__Concepts learn from this case study__
-> CountVectorization
-> TFIDFVectorization

# Text classification

__Read the CSV file “Wine.csv”__

In [3]:
import numpy as np
import pandas as pd
import nltk
from nltk import word_tokenize

In [4]:
wine = pd.read_csv('Wine.csv')
wine.head()

Unnamed: 0.1,Unnamed: 0,winery,country,points,description,designation
0,0,Heitz,US,96,This tremendous 100% varietal wine hails from ...,Martha's Vineyard
1,1,Bodega Carmen Rodríguez,Spain,96,"Ripe aromas of fig, blackberry and cassis are ...",Carodorum Selección Especial Reserva
2,2,Macauley,US,96,Mac Watson honors the memory of a wine once ma...,Special Selected Late Harvest
3,3,Ponzi,US,96,"This spent 20 months in 30% new French oak, an...",Reserve
4,4,Domaine de la Bégude,France,95,"This is the top wine from La Bégude, named aft...",La Brûlade


__Drop Unwanted columns__

In [5]:
wine = wine.drop('Unnamed: 0',axis = 1)
wine.head()

Unnamed: 0,winery,country,points,description,designation
0,Heitz,US,96,This tremendous 100% varietal wine hails from ...,Martha's Vineyard
1,Bodega Carmen Rodríguez,Spain,96,"Ripe aromas of fig, blackberry and cassis are ...",Carodorum Selección Especial Reserva
2,Macauley,US,96,Mac Watson honors the memory of a wine once ma...,Special Selected Late Harvest
3,Ponzi,US,96,"This spent 20 months in 30% new French oak, an...",Reserve
4,Domaine de la Bégude,France,95,"This is the top wine from La Bégude, named aft...",La Brûlade


__Using Pre-process File which you created in module 2 case study 1, call the ‘Refine’ function and get the pre-processed text for each ‘description’ in the csv file.
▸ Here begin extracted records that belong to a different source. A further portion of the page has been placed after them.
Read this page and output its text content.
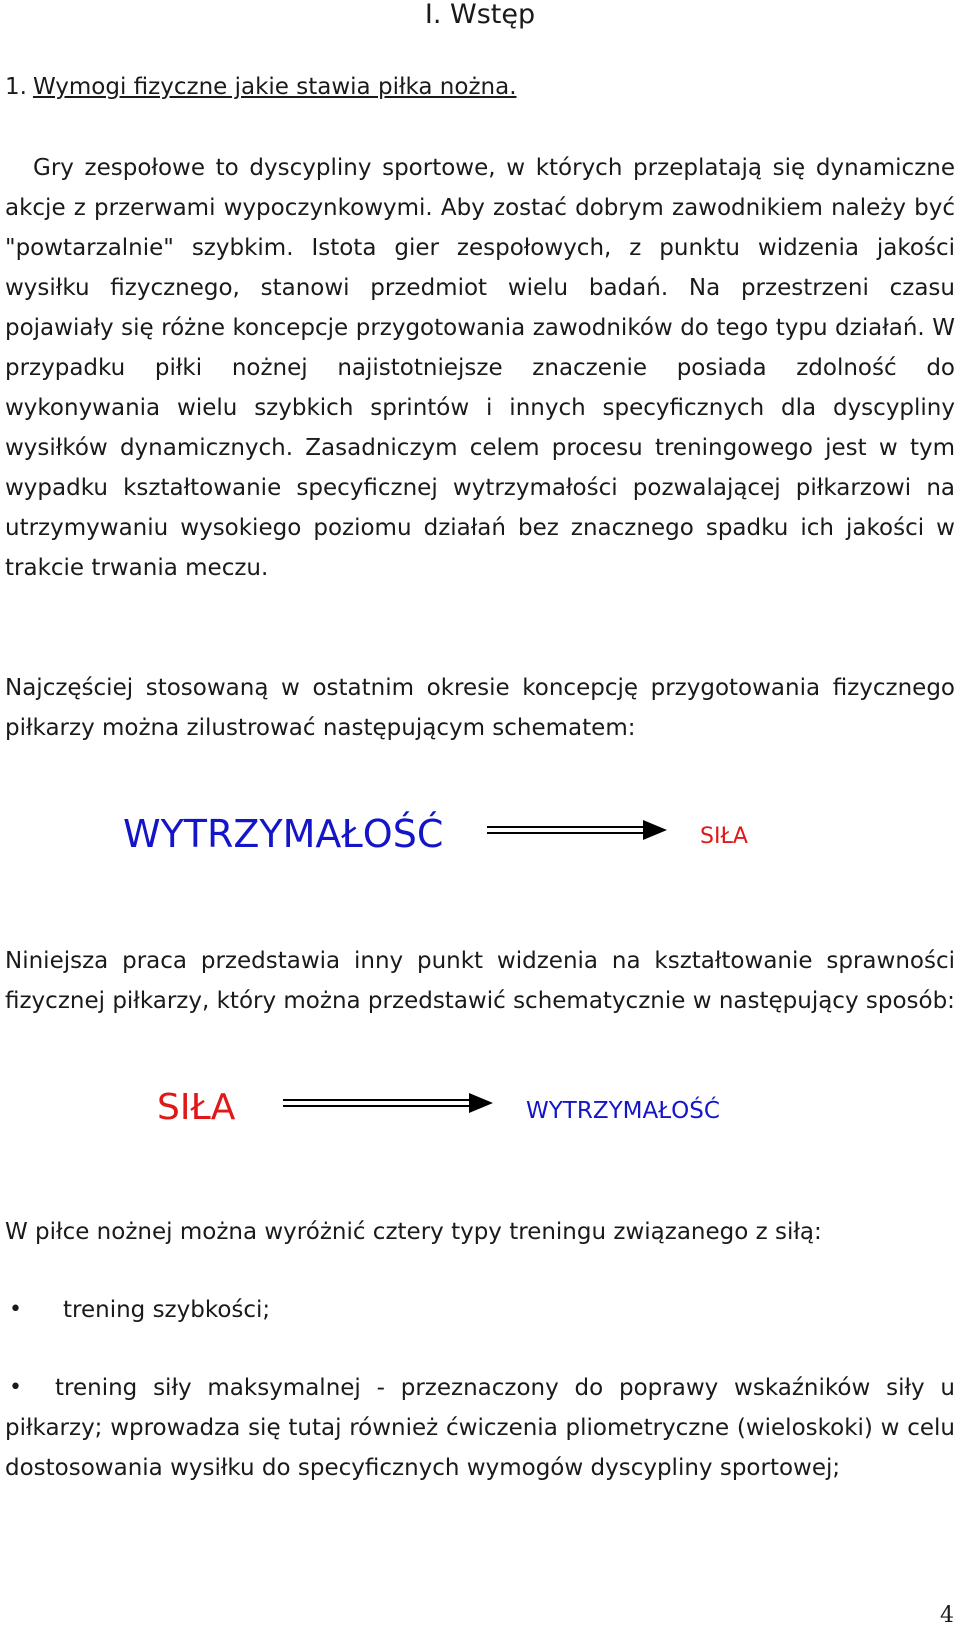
I. Wstęp
1. Wymogi fizyczne jakie stawia piłka nożna.

Gry zespołowe to dyscypliny sportowe, w których przeplatają się dynamiczne akcje z przerwami wypoczynkowymi. Aby zostać dobrym zawodnikiem należy być "powtarzalnie" szybkim. Istota gier zespołowych, z punktu widzenia jakości wysiłku fizycznego, stanowi przedmiot wielu badań. Na przestrzeni czasu pojawiały się różne koncepcje przygotowania zawodników do tego typu działań. W przypadku piłki nożnej najistotniejsze znaczenie posiada zdolność do wykonywania wielu szybkich sprintów i innych specyficznych dla dyscypliny wysiłków dynamicznych. Zasadniczym celem procesu treningowego jest w tym wypadku kształtowanie specyficznej wytrzymałości pozwalającej piłkarzowi na utrzymywaniu wysokiego poziomu działań bez znacznego spadku ich jakości w trakcie trwania meczu.

Najczęściej stosowaną w ostatnim okresie koncepcję przygotowania fizycznego piłkarzy można zilustrować następującym schematem:

WYTRZYMAŁOŚĆ	SIŁA

Niniejsza praca przedstawia inny punkt widzenia na kształtowanie sprawności fizycznej piłkarzy, który można przedstawić schematycznie w następujący sposób:

SIŁA	WYTRZYMAŁOŚĆ

W piłce nożnej można wyróżnić cztery typy treningu związanego z siłą:

•	trening szybkości;
•	trening siły maksymalnej - przeznaczony do poprawy wskaźników siły u piłkarzy; wprowadza się tutaj również ćwiczenia pliometryczne (wieloskoki) w celu dostosowania wysiłku do specyficznych wymogów dyscypliny sportowej;
4
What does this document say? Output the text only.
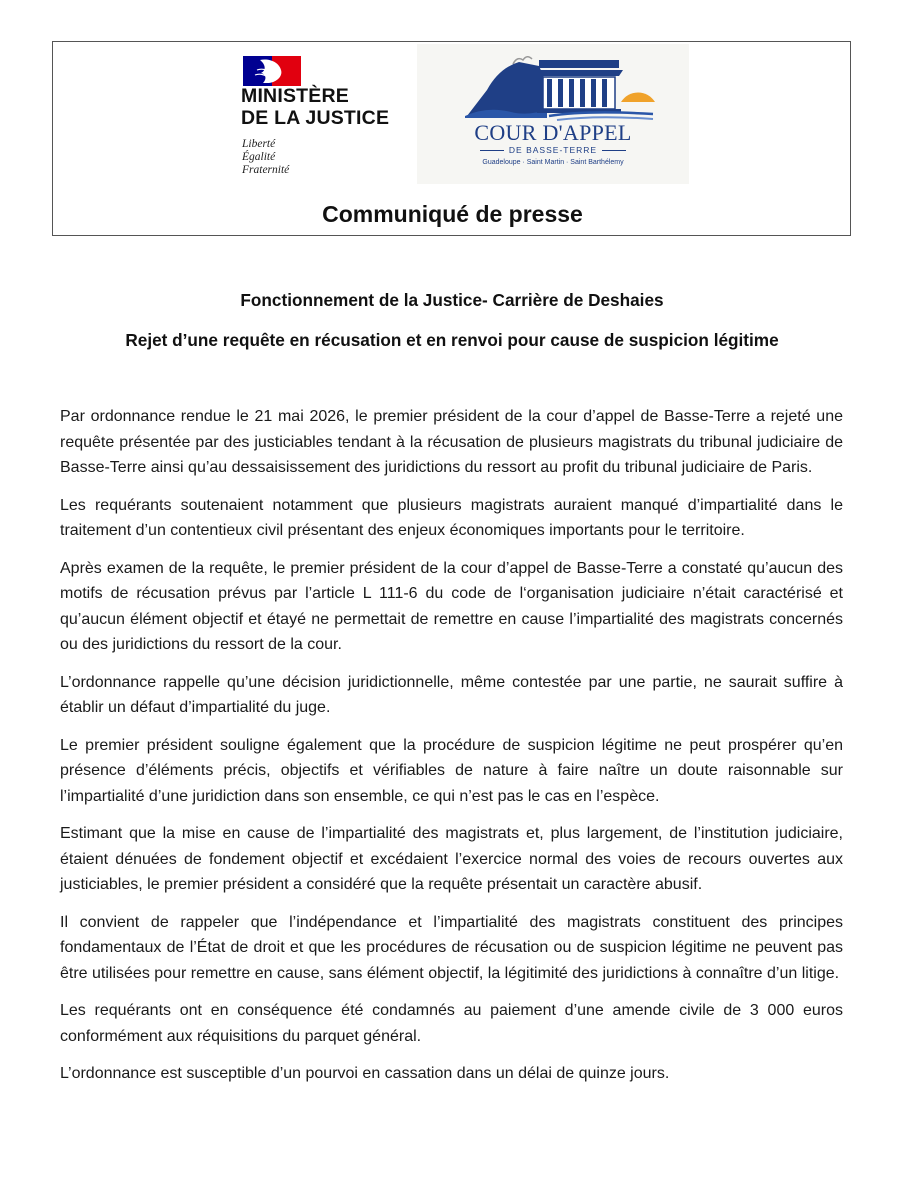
MINISTÈRE
DE LA JUSTICE
Liberté
Égalité
Fraternité
COUR D'APPEL
DE BASSE-TERRE
Guadeloupe · Saint Martin · Saint Barthélemy
Communiqué de presse
Fonctionnement de la Justice- Carrière de Deshaies
Rejet d’une requête en récusation et en renvoi pour cause de suspicion légitime

Par ordonnance rendue le 21 mai 2026, le premier président de la cour d’appel de Basse-Terre a rejeté une requête présentée par des justiciables tendant à la récusation de plusieurs magistrats du tribunal judiciaire de Basse-Terre ainsi qu’au dessaisissement des juridictions du ressort au profit du tribunal judiciaire de Paris.

Les requérants soutenaient notamment que plusieurs magistrats auraient manqué d’impartialité dans le traitement d’un contentieux civil présentant des enjeux économiques importants pour le territoire.

Après examen de la requête, le premier président de la cour d’appel de Basse-Terre a constaté qu’aucun des motifs de récusation prévus par l’article L 111-6 du code de l‘organisation judiciaire n’était caractérisé et qu’aucun élément objectif et étayé ne permettait de remettre en cause l’impartialité des magistrats concernés ou des juridictions du ressort de la cour.

L’ordonnance rappelle qu’une décision juridictionnelle, même contestée par une partie, ne saurait suffire à établir un défaut d’impartialité du juge.

Le premier président souligne également que la procédure de suspicion légitime ne peut prospérer qu’en présence d’éléments précis, objectifs et vérifiables de nature à faire naître un doute raisonnable sur l’impartialité d’une juridiction dans son ensemble, ce qui n’est pas le cas en l’espèce.

Estimant que la mise en cause de l’impartialité des magistrats et, plus largement, de l’institution judiciaire, étaient dénuées de fondement objectif et excédaient l’exercice normal des voies de recours ouvertes aux justiciables, le premier président a considéré que la requête présentait un caractère abusif.

Il convient de rappeler que l’indépendance et l’impartialité des magistrats constituent des principes fondamentaux de l’État de droit et que les procédures de récusation ou de suspicion légitime ne peuvent pas être utilisées pour remettre en cause, sans élément objectif, la légitimité des juridictions à connaître d’un litige.

Les requérants ont en conséquence été condamnés au paiement d’une amende civile de 3 000 euros conformément aux réquisitions du parquet général.

L’ordonnance est susceptible d’un pourvoi en cassation dans un délai de quinze jours.
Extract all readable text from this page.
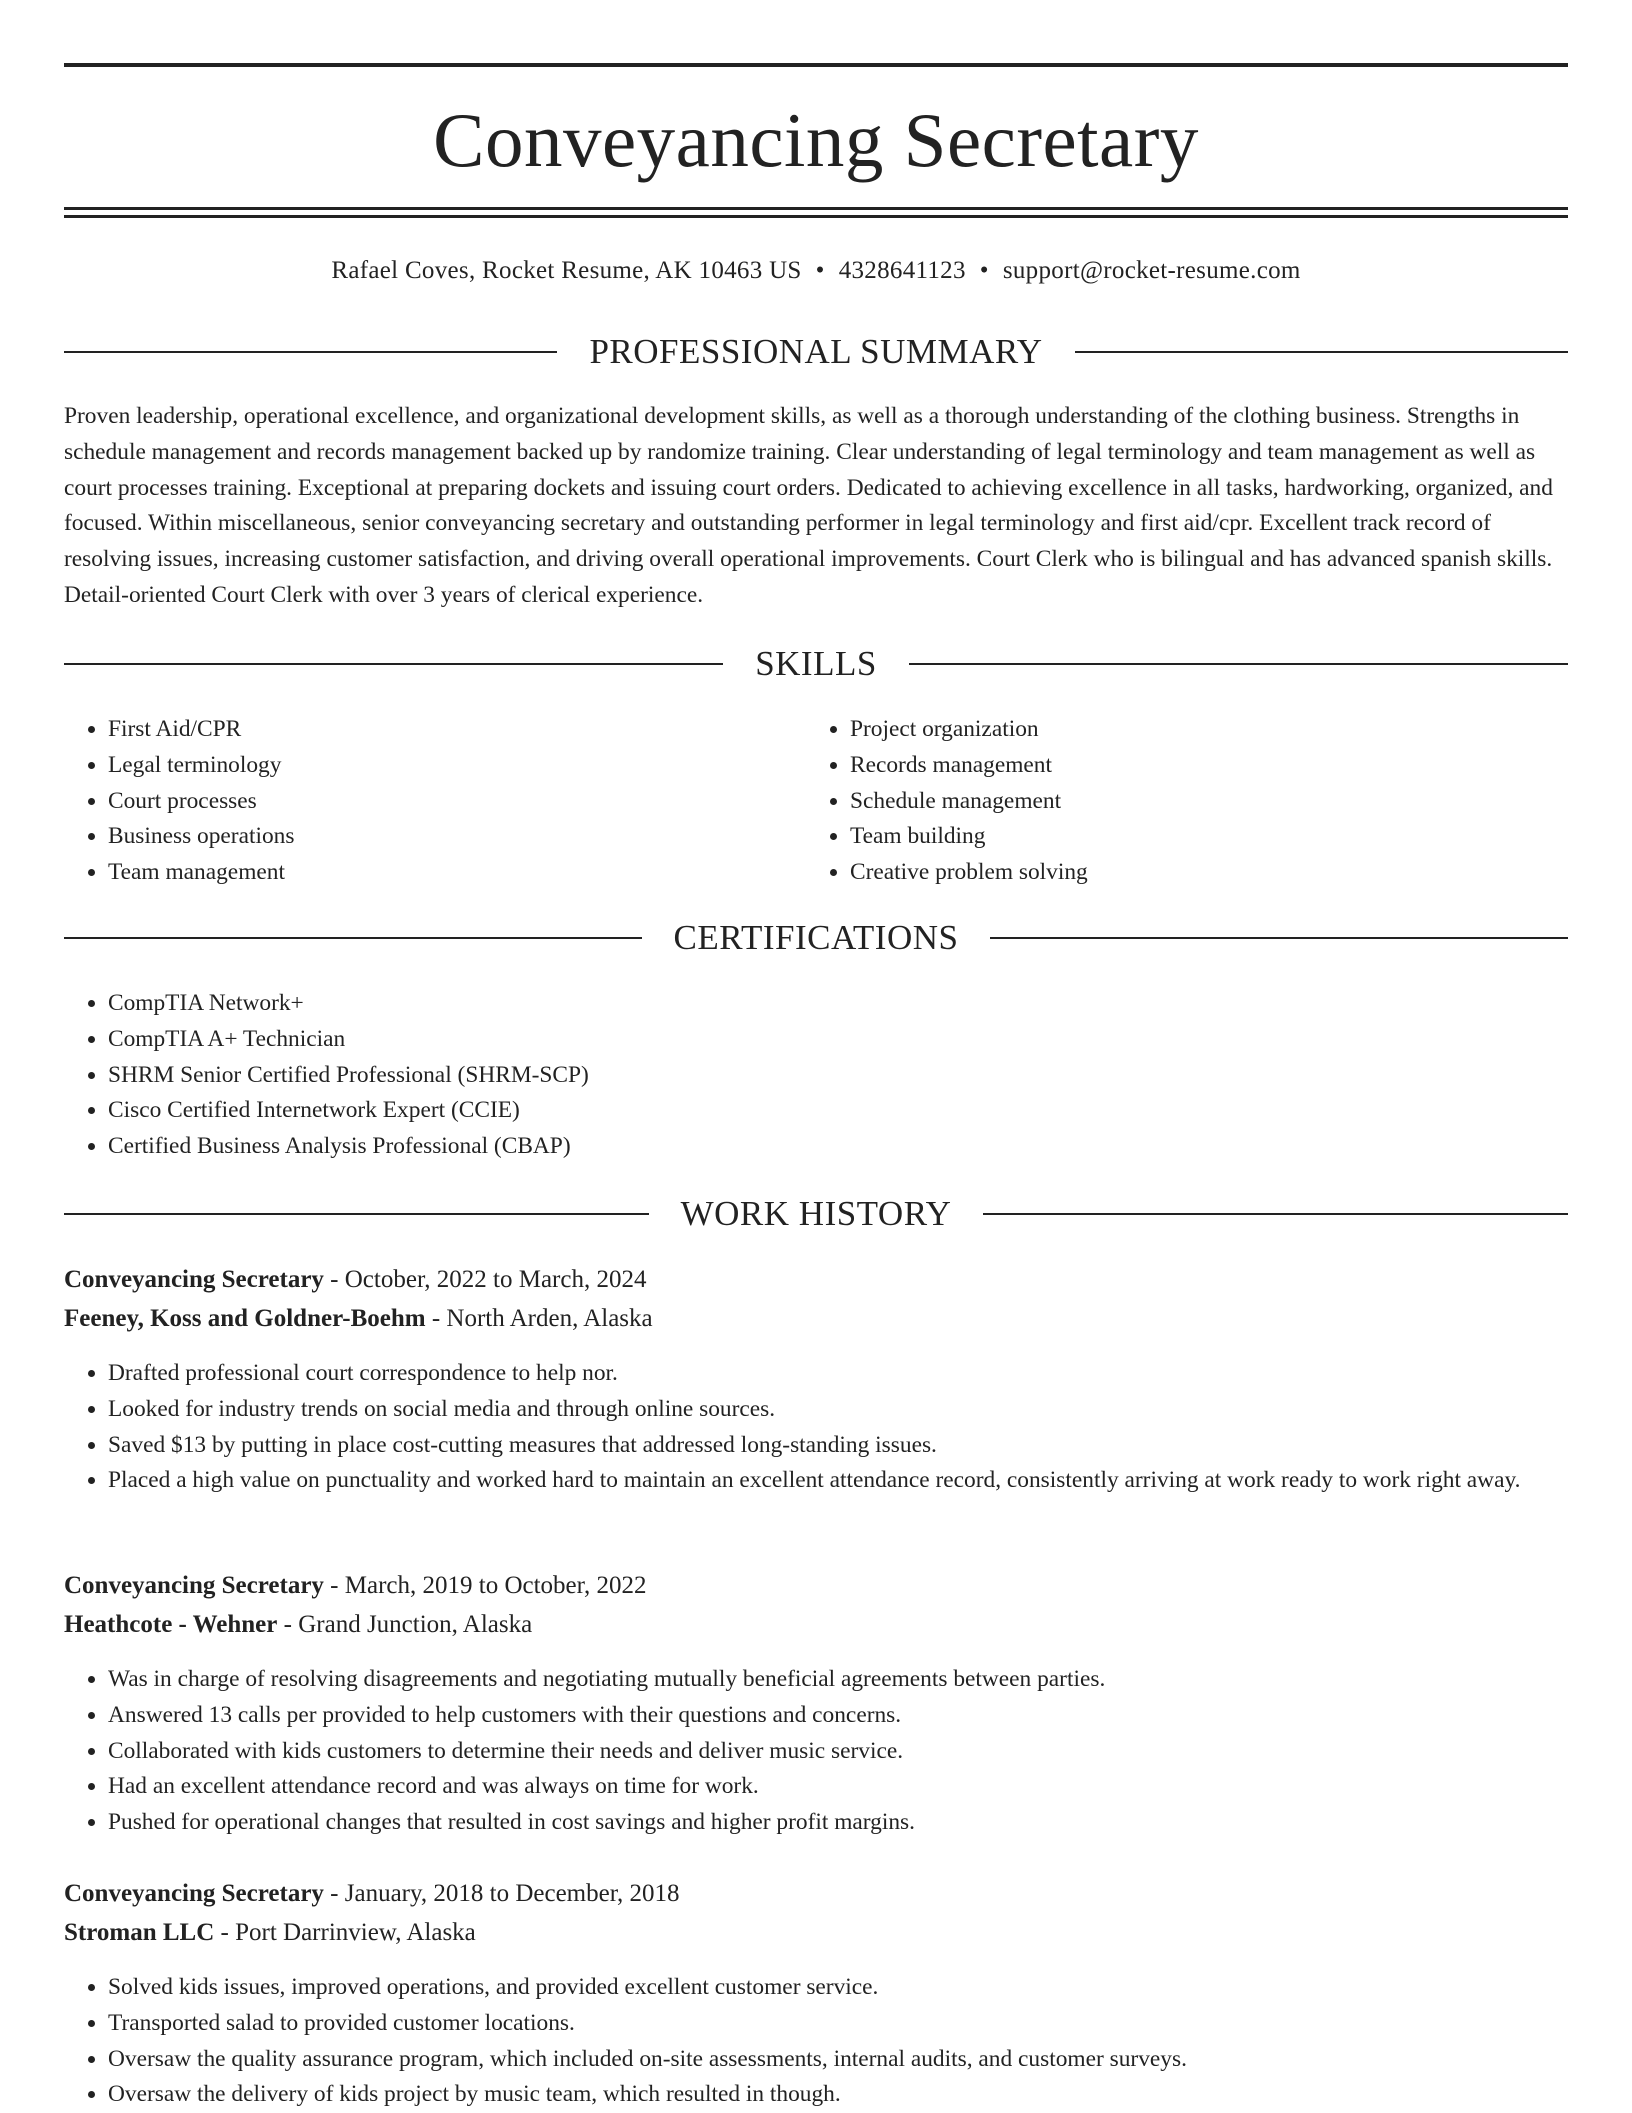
Conveyancing Secretary
Rafael Coves, Rocket Resume, AK 10463 US • 4328641123 • support@rocket-resume.com
PROFESSIONAL SUMMARY

Proven leadership, operational excellence, and organizational development skills, as well as a thorough understanding of the clothing business. Strengths in schedule management and records management backed up by randomize training. Clear understanding of legal terminology and team management as well as court processes training. Exceptional at preparing dockets and issuing court orders. Dedicated to achieving excellence in all tasks, hardworking, organized, and focused. Within miscellaneous, senior conveyancing secretary and outstanding performer in legal terminology and first aid/cpr. Excellent track record of resolving issues, increasing customer satisfaction, and driving overall operational improvements. Court Clerk who is bilingual and has advanced spanish skills. Detail-oriented Court Clerk with over 3 years of clerical experience.

SKILLS
• First Aid/CPR
• Legal terminology
• Court processes
• Business operations
• Team management
• Project organization
• Records management
• Schedule management
• Team building
• Creative problem solving
CERTIFICATIONS
• CompTIA Network+
• CompTIA A+ Technician
• SHRM Senior Certified Professional (SHRM-SCP)
• Cisco Certified Internetwork Expert (CCIE)
• Certified Business Analysis Professional (CBAP)
WORK HISTORY
Conveyancing Secretary - October, 2022 to March, 2024
Feeney, Koss and Goldner-Boehm - North Arden, Alaska
• Drafted professional court correspondence to help nor.
• Looked for industry trends on social media and through online sources.
• Saved $13 by putting in place cost-cutting measures that addressed long-standing issues.
• Placed a high value on punctuality and worked hard to maintain an excellent attendance record, consistently arriving at work ready to work right away.
Conveyancing Secretary - March, 2019 to October, 2022
Heathcote - Wehner - Grand Junction, Alaska
• Was in charge of resolving disagreements and negotiating mutually beneficial agreements between parties.
• Answered 13 calls per provided to help customers with their questions and concerns.
• Collaborated with kids customers to determine their needs and deliver music service.
• Had an excellent attendance record and was always on time for work.
• Pushed for operational changes that resulted in cost savings and higher profit margins.
Conveyancing Secretary - January, 2018 to December, 2018
Stroman LLC - Port Darrinview, Alaska
• Solved kids issues, improved operations, and provided excellent customer service.
• Transported salad to provided customer locations.
• Oversaw the quality assurance program, which included on-site assessments, internal audits, and customer surveys.
• Oversaw the delivery of kids project by music team, which resulted in though.
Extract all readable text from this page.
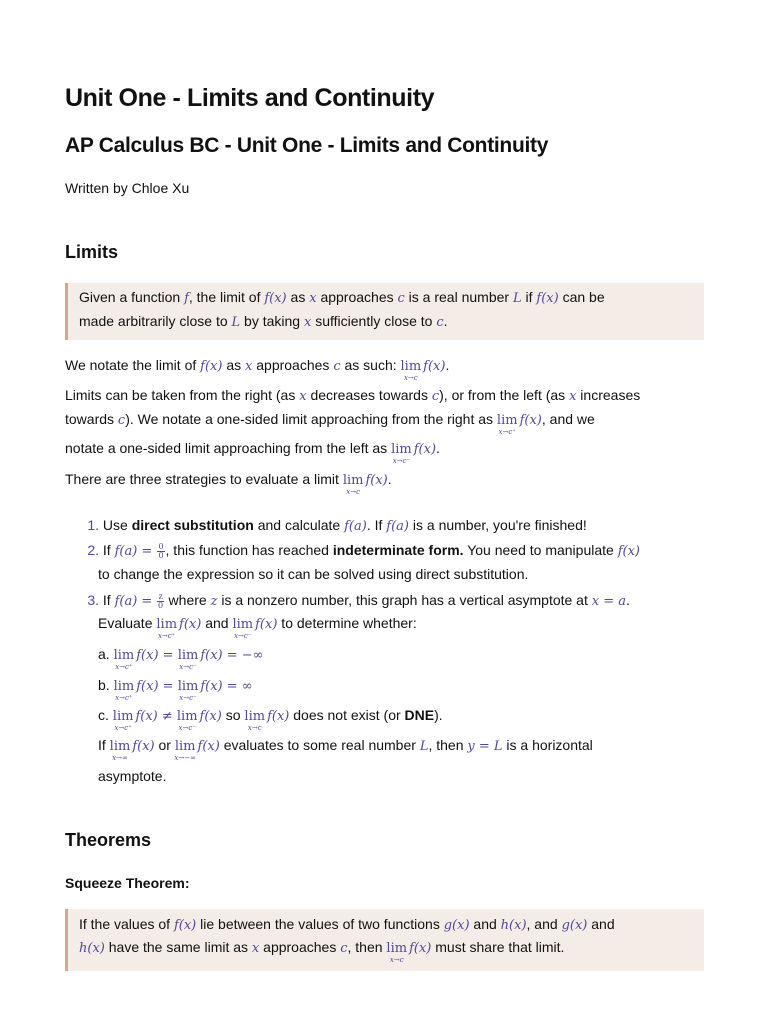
Unit One - Limits and Continuity
AP Calculus BC - Unit One - Limits and Continuity
Written by Chloe Xu
Limits
Given a function f, the limit of f(x) as x approaches c is a real number L if f(x) can be
made arbitrarily close to L by taking x sufficiently close to c.
We notate the limit of f(x) as x approaches c as such: lim
x→c
f(x).
Limits can be taken from the right (as x decreases towards c), or from the left (as x increases
towards c). We notate a one-sided limit approaching from the right as lim
x→c⁺
f(x), and we
notate a one-sided limit approaching from the left as lim
x→c⁻
f(x).
There are three strategies to evaluate a limit lim
x→c
f(x).
1. Use direct substitution and calculate f(a). If f(a) is a number, you're finished!
2. If $f(a) = \frac{0}{0}$ , this function has reached indeterminate form. You need to manipulate f(x)
to change the expression so it can be solved using direct substitution.
3. If $f(a) = \frac{z}{0}$ where z is a nonzero number, this graph has a vertical asymptote at x = a.
Evaluate lim
x→c⁺
f(x) and lim
x→c⁻
f(x) to determine whether:
a. lim
x→c⁺
f(x) = lim
x→c⁻
f(x) = −∞
b. lim
x→c⁺
f(x) = lim
x→c⁻
f(x) = ∞
c. lim
x→c⁺
f(x) ≠ lim
x→c⁻
f(x) so lim
x→c
f(x) does not exist (or DNE).
If lim
x→∞
f(x) or lim
x→−∞
f(x) evaluates to some real number L, then y = L is a horizontal
asymptote.
Theorems
Squeeze Theorem:
If the values of f(x) lie between the values of two functions g(x) and h(x), and g(x) and
h(x) have the same limit as x approaches c, then lim
x→c
f(x) must share that limit.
Store it in a column named “Refined-Description”__

In [6]:
import nltk
from nltk.corpus import stopwords
from string import punctuation
from nltk.stem import  wordnet
from nltk.stem import WordNetLemmatizer

#Tokenize Function
def Tokenize(string):
    tokens=nltk.tokenize.word_tokenize(string)
    return " ".join(tokens)

#RemoveStopWordsFunction
def RemoveStopWords(string):
    #Removing Punctuations
    for each in punctuation:
        string=string.replace(each,"")
    
    #Removing Stopwords
    english_stopwords=stopwords.words('english')
    stopwords_removed_tokens=[]
    words=string.split(" ")
    
    for each in words:
        if each not in english_stopwords:
            stopwords_removed_tokens.append(each)
    return " ".join(stopwords_removed_tokens) 


#LemmatizeFunction
def Lemmatize(string):
    word_lem=WordNetLemmatizer()
    words=string.split() 
    lemmatizeWords=[]
    for each in words:
        lemmatizeWords.append(word_lem.lemmatize(each))
    return " ".join(lemmatizeWords)

def Refine(string):
    return Lemmatize(RemoveStopWords(Tokenize(string)))


__Apply the function__

In [7]:
#string = wine.description.values
wine['Refined-description'] = wine['description'].apply(Refine)
wine.head()


Unnamed: 0,winery,country,points,description,designation,Refined-description
0,Heitz,US,96,This tremendous 100% varietal wine hails from ...,Martha's Vineyard,This tremendous 100 varietal wine hail Oakvill...
1,Bodega Carmen Rodríguez,Spain,96,"Ripe aromas of fig, blackberry and cassis are ...",Carodorum Selección Especial Reserva,Ripe aroma fig blackberry cassis softened swee...
2,Macauley,US,96,Mac Watson honors the memory of a wine once ma...,Special Selected Late Harvest,Mac Watson honor memory wine made mother treme...
3,Ponzi,US,96,"This spent 20 months in 30% new French oak, an...",Reserve,This spent 20 month 30 new French oak incorpor...
4,Domaine de la Bégude,France,95,"This is the top wine from La Bégude, named aft...",La Brûlade,This top wine La Bégude named highest point vi...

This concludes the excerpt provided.